Count your blessings
Situations like these can easily take on a whole different flavour…Broken bones or bashed heads! We were thankful that this was minor, that she was protected and that we have a great medical system to care for us. But more than that I think we were all reminded of the value and importance of caring for each other. While we rolled our eyes over three of us standing over her hospital bed, awaiting X-rays, and my other two brothers sending texts to find out what was up, it showed that we care.

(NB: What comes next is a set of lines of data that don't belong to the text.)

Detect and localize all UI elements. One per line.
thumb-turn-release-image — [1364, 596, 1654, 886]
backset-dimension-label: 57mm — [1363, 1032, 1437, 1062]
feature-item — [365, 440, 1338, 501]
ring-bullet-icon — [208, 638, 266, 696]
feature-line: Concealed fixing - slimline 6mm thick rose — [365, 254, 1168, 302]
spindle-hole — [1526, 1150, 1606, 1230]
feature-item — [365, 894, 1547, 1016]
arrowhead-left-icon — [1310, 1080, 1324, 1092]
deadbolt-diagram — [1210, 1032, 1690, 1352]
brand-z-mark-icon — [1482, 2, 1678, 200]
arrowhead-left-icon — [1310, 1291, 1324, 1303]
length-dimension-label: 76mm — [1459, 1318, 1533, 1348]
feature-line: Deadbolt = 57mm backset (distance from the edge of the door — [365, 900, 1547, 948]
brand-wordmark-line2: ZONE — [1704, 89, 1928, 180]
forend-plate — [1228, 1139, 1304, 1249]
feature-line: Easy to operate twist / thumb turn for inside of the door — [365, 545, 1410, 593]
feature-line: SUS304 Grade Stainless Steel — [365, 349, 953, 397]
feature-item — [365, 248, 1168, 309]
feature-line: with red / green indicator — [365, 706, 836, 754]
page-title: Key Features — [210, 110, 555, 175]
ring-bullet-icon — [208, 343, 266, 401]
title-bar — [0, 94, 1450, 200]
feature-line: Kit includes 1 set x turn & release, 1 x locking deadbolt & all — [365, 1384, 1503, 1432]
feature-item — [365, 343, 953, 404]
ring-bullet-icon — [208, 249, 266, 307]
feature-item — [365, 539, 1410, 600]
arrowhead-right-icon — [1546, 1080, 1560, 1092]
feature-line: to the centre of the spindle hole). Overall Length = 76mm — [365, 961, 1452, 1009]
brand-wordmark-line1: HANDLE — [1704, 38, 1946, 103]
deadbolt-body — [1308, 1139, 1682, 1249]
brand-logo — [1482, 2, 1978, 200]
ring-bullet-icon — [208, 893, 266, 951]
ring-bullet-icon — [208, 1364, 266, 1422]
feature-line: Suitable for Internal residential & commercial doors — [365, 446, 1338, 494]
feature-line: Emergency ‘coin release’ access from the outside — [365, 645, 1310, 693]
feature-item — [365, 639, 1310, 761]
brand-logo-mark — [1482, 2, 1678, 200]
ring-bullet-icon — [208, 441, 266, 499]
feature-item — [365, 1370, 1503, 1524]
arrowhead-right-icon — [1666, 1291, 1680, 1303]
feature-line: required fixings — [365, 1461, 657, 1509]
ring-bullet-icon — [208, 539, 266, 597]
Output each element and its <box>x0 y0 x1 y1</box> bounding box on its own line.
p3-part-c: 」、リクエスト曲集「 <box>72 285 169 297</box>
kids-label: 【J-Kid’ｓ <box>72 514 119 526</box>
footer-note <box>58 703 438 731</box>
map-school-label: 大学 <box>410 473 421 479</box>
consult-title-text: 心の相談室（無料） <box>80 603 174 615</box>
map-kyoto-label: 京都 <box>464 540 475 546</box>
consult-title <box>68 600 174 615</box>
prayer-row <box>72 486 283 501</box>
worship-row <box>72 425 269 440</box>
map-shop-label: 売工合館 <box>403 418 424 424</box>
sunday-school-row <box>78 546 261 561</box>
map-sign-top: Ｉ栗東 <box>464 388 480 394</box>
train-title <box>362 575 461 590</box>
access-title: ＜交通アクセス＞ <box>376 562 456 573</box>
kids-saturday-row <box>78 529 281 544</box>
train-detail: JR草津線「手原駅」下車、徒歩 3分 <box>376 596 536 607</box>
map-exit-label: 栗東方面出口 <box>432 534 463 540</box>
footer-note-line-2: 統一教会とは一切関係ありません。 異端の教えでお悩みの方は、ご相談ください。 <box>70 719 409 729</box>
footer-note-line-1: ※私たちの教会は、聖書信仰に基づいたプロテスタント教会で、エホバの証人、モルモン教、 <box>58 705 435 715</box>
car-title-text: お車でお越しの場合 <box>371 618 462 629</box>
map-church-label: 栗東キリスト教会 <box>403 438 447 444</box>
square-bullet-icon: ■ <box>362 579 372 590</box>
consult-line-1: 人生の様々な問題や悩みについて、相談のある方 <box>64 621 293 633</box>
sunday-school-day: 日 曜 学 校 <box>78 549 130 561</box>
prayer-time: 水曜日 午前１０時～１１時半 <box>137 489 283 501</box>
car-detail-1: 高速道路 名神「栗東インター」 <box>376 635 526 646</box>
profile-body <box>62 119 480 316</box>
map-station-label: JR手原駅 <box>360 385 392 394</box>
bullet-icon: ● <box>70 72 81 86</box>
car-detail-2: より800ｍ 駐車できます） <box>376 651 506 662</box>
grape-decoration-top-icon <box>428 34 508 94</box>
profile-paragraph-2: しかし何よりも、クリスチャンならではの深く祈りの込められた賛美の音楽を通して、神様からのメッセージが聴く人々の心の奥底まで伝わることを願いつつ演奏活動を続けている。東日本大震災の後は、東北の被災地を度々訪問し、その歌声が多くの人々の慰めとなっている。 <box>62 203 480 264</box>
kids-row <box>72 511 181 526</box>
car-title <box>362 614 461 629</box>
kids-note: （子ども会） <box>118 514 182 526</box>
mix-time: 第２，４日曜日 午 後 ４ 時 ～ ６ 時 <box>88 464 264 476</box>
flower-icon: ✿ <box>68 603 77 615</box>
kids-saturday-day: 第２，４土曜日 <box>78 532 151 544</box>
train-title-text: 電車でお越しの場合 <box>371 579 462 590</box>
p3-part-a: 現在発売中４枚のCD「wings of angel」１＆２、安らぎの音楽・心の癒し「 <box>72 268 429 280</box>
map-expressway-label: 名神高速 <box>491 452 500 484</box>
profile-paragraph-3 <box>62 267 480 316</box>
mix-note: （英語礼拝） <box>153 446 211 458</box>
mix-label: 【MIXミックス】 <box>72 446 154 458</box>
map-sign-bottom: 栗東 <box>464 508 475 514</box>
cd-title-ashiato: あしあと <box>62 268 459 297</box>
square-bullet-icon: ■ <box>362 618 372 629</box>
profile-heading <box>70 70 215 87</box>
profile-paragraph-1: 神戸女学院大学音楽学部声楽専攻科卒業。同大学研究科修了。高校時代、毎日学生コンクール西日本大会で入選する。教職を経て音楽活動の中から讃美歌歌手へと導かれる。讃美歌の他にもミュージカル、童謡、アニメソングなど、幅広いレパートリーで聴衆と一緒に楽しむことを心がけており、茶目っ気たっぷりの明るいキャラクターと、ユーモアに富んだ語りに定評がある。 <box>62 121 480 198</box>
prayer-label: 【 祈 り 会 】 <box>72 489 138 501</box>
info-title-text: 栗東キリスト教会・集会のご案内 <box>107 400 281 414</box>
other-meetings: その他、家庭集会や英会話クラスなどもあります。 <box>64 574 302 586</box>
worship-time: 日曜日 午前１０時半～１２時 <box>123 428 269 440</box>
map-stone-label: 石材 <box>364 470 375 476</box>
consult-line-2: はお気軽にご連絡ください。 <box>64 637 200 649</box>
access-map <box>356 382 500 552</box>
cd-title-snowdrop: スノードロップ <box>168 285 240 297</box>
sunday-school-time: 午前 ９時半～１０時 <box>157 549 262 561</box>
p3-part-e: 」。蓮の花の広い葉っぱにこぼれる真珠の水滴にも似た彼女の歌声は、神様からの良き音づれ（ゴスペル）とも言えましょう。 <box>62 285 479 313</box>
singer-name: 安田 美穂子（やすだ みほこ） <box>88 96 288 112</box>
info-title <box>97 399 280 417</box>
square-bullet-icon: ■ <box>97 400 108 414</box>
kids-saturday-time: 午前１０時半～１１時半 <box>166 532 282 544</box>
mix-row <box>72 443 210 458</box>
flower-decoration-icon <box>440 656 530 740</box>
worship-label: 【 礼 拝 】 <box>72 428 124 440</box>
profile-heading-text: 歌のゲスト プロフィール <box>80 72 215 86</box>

It showed my parents that we were there for them, just as they have been there for us many, MANY times over the course of our lives. It showed that when physical, emotional, spiritual, or mental health is compromised we want to be there for each other, we want to support, reassure, love, care, and nurture each other back to the place of restored health. It was a great reminder to me that family is important and that depending on each is okay.